From 1962, small quantities became available: initially by the liter, then soon on a scale of 18 tons annually; in 1964, the existing form, cyanamide L 500 in a 50% stabilized aqueous solution, was joined by cyanamide F 1000 in solid crystalline form. More substantial market launches began one year later. Every large chemical company, German and international, was offered test quantities. “Cyanamide, a versatile, very reactive organic substance with the formula H2NCN is now more widely available in experimental quantities.”

Cyanamide microphotography
Cyanamide microphotography

Versatile in application

SKW itself had already been using cyanamide as an unstabilized intermediate product for a wide range of derivatives from the combination of nitrogen-carbon-nitrogen - “NCN chemistry”. It included cyanamide and derivatives, such as guanidine salts, melamine, dicyandiamide, and thiourea.

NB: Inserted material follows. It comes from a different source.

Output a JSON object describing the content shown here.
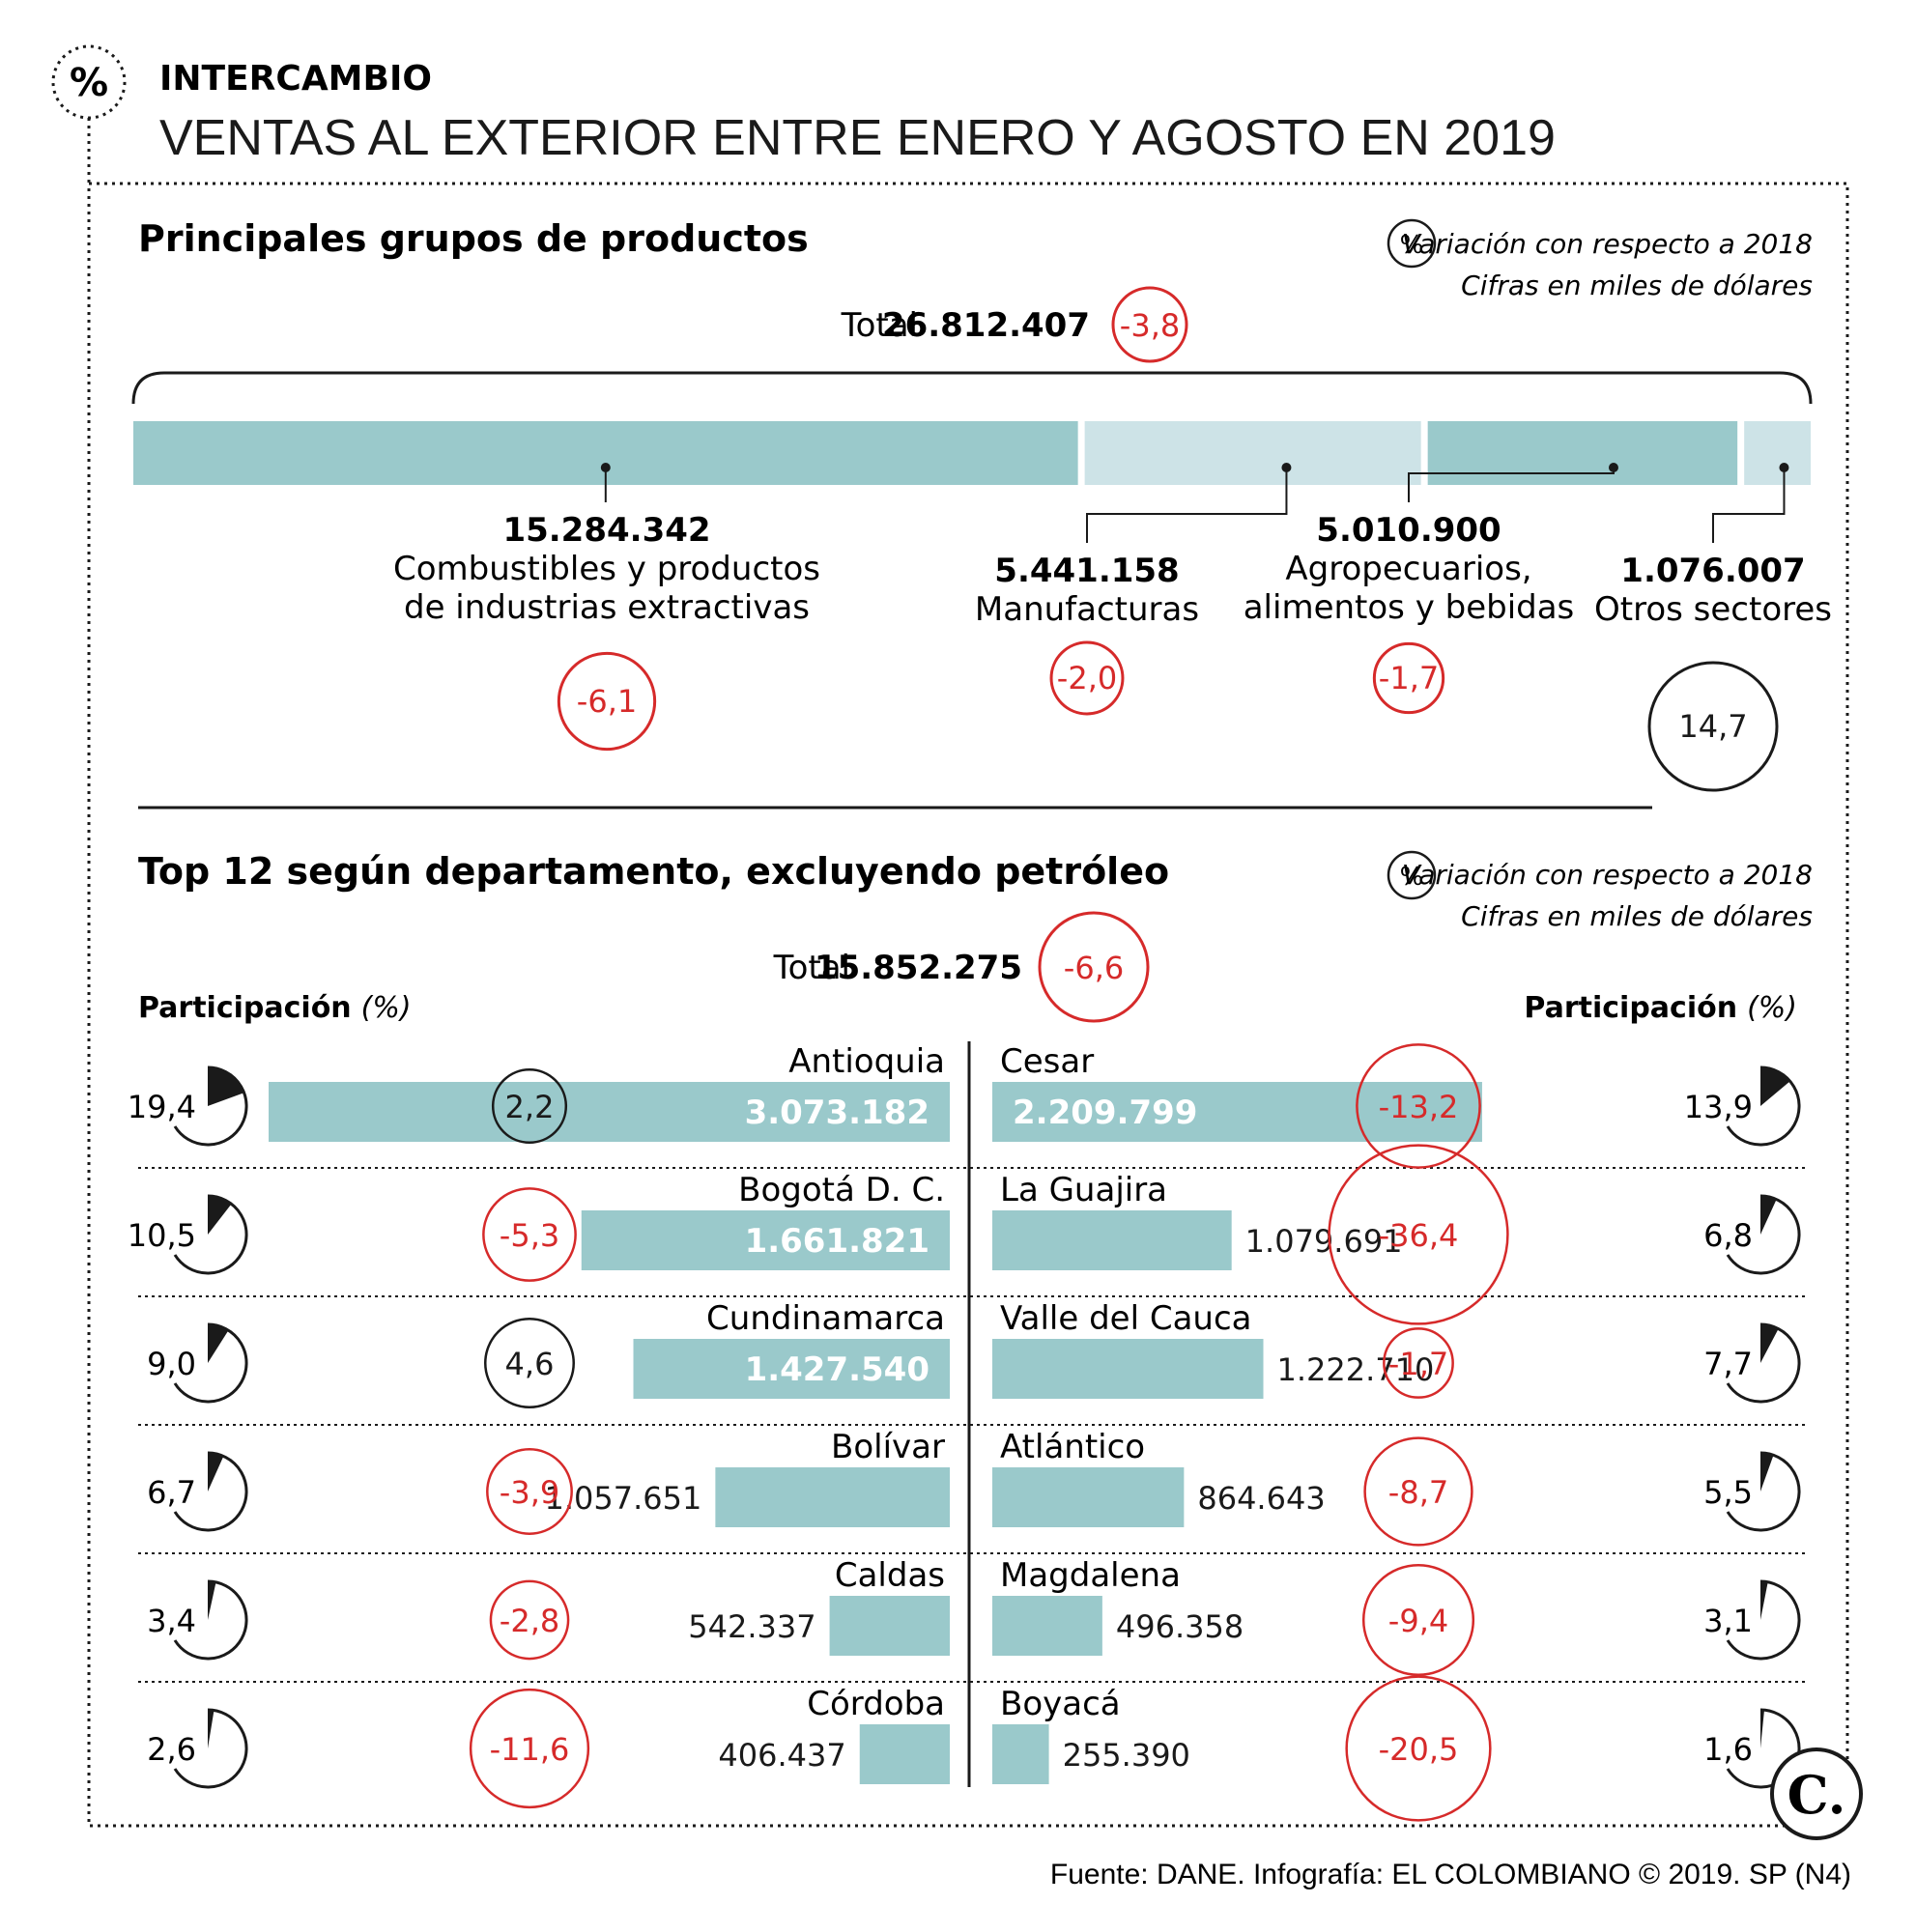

These derivatives were, and are, used in many different applications, e.g. in pharmaceutical synthesis and in the manufacture of plastic.

In 1966, the semi-technical plant, with a carbon dioxide generator facility, developed in-house, with an output of 70 tons per annum, followed.

Increasing demand resulted in a steadily increasing capacity. In 1972, a plant with 5,000 tons per annum was put into operation. Capacity was doubled in the 1980s and quadrupled in the 1990s.

Today, Evonik Industries AG leads the world in cyanamide chemistry. Cyanamide is part of the Chemicals Business Area. It has its own website and a regular information service, the Cyanamide Newsletter, underscoring its market leadership and the significance - still unchanged today - of this chemically simple compound. Numerous patents and technical publications reflect the wide range of research on cyanamide and its derivatives and their many and varied applications. The goal of the application technology has always been to animate research chemists in the chemicals and pharmaceuticals industry to develop new cyanamide syntheses in order to make possible novel and future-oriented applications for cyanamide chemistry. An appropriate slogan from the 1980s says: “In cyanamide, SKW supplies the fruits from which our customers make many different kinds of jam!”